SMIC to Delist from the New York Stock Exchange
The US trade war with China is heating up alright, as China’s largest manufacturer of semiconductors will voluntarily delist itself from the NYSE, one of the most prestigious and iconic platforms in the world. SMIC would have traded for more than 15 years on the NYSE when formal withdrawal is expected to take place in mid June of 2019. For cryptocurrency enthusiasts, the move is unclear as to its eventual impact — SMIC is a popular foundry for chips associated with mining, for example.
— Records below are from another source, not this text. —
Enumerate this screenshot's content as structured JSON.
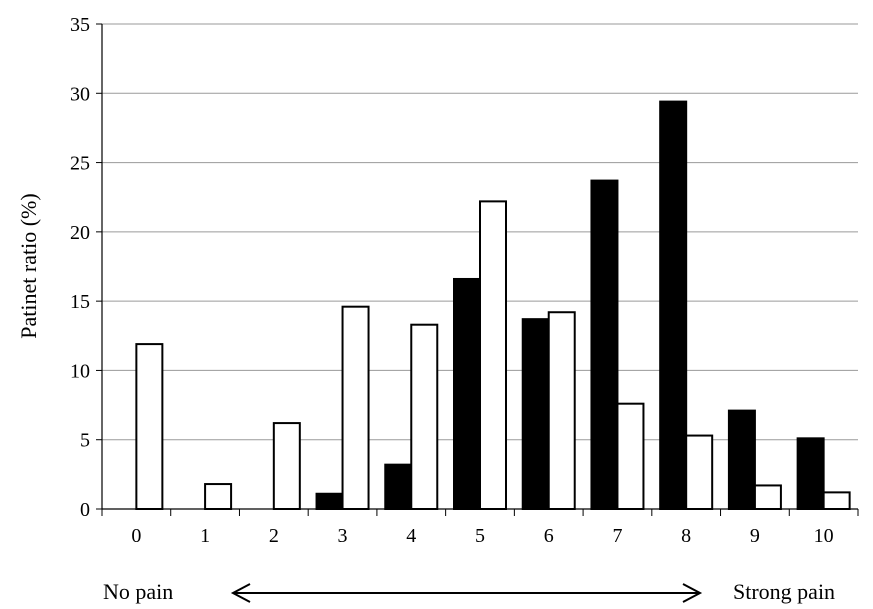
{
  "chart_data": {
    "type": "bar",
    "title": "",
    "xlabel": "",
    "ylabel": "Patinet ratio (%)",
    "ylim": [
      0,
      35
    ],
    "yticks": [
      0,
      5,
      10,
      15,
      20,
      25,
      30,
      35
    ],
    "grid": true,
    "legend": "none",
    "categories": [
      "0",
      "1",
      "2",
      "3",
      "4",
      "5",
      "6",
      "7",
      "8",
      "9",
      "10"
    ],
    "series": [
      {
        "fill": "#000000",
        "values": [
          0,
          0,
          0,
          1.1,
          3.2,
          16.6,
          13.7,
          23.7,
          29.4,
          7.1,
          5.1
        ]
      },
      {
        "fill": "#ffffff",
        "values": [
          11.9,
          1.8,
          6.2,
          14.6,
          13.3,
          22.2,
          14.2,
          7.6,
          5.3,
          1.7,
          1.2
        ]
      }
    ],
    "annotations": {
      "left": "No pain",
      "right": "Strong pain"
    }
  }
}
“The Board of Directors of SMIC approved the delisting of its ADSs from NYSE and the deregistration of such ADSs,” the company claimed, “and the underlying ordinary shares under the Exchange Act due to a number of considerations, including the limited trading volume of its ADSs relative to its worldwide trading volume, and the significant administrative burden and costs of maintaining the listing of the ADSs on the NYSE, the registration of the ADSs with the United States Securities and Exchange Commission (the ‘SEC’) and complying with the periodic reporting and related obligations of the Exchange Act.”
And while it is true SMIC’s US volumes have been lagging compared to its Hong Kong listing (up more than 20% this year), last year was a banner one for the giant, fetching an all time high in revenue of more than $3.3 billion. Most investment analysts were surprised by the sudden delisting move, and attributed it entirely to the Trump administration’s ratcheting up of various sanctions, tariffs, and, more recently, its placing of China’s crypto-friendly telecom company Huawei on a kind of blacklist, as CoinSpice reported.
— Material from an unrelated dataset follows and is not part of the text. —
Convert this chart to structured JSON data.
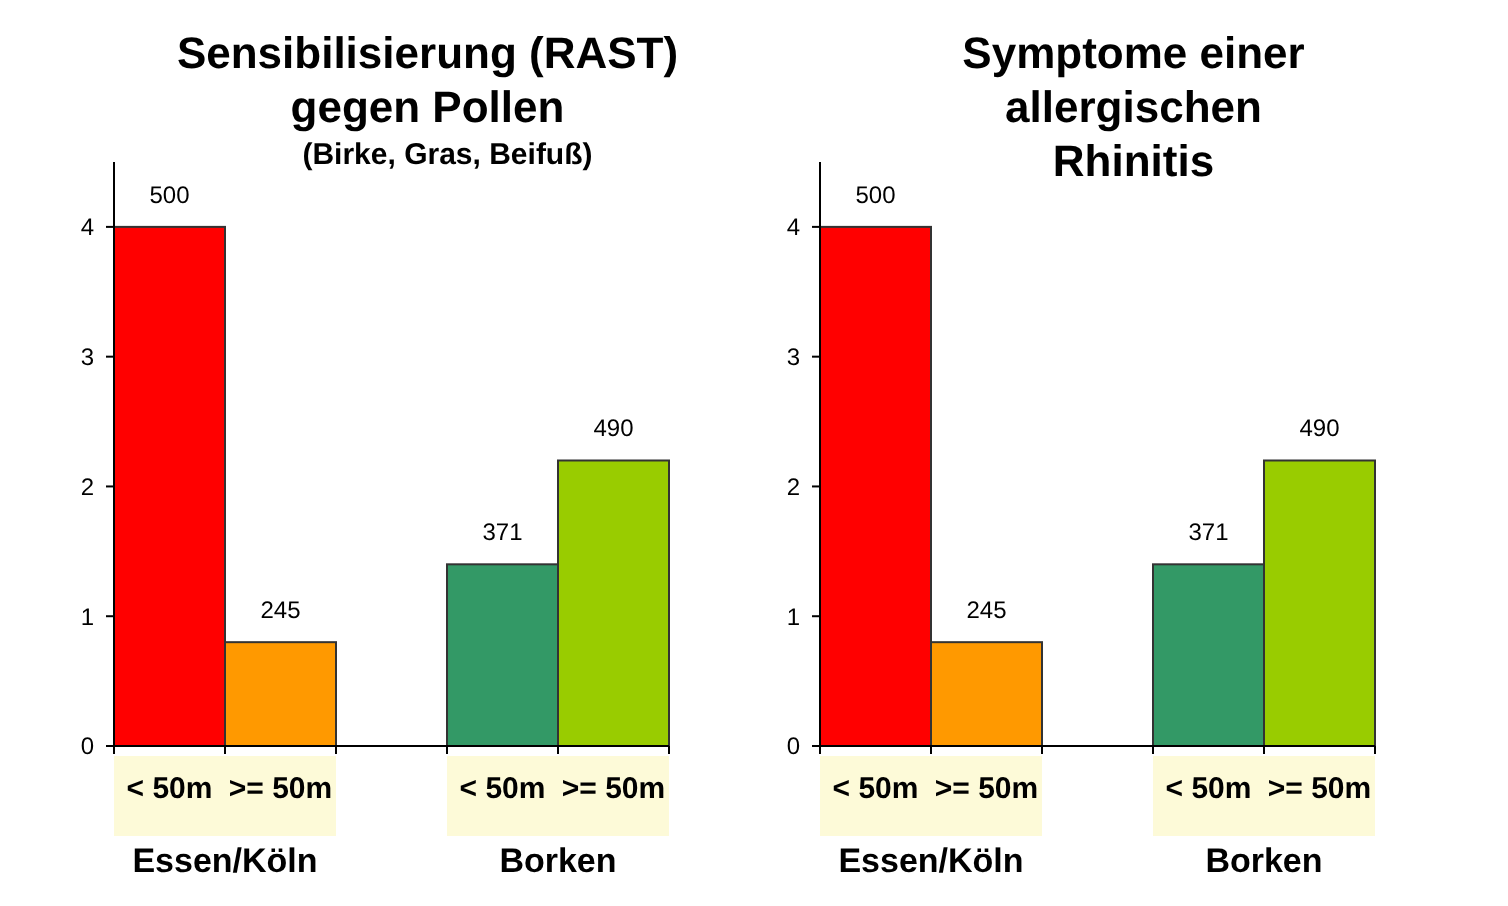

In an effort to perhaps sweeten against the bitter taste of that move, the Chinese government announced its exempting of such manufacturers from corporate tax for the next two years. “After delisting its ADSs from the NYSE,” the chip manufacturer explained further, “SMIC remains committed to serve its investor and intends to maintain its ADR program as a Level I program, which will enable American investors and current holders of SMIC ADSs to continue to hold and trade SMIC ADSs in the US over-the-counter market. As a result of the delisting of the ADSs, the trading of SMIC’s securities will be concentrated on SMIC’s primary market (The Stock Exchange of Hong Kong Limited).”
DISCLOSURE: The author holds cryptocurrency as part of his financial portfolio, including BCH.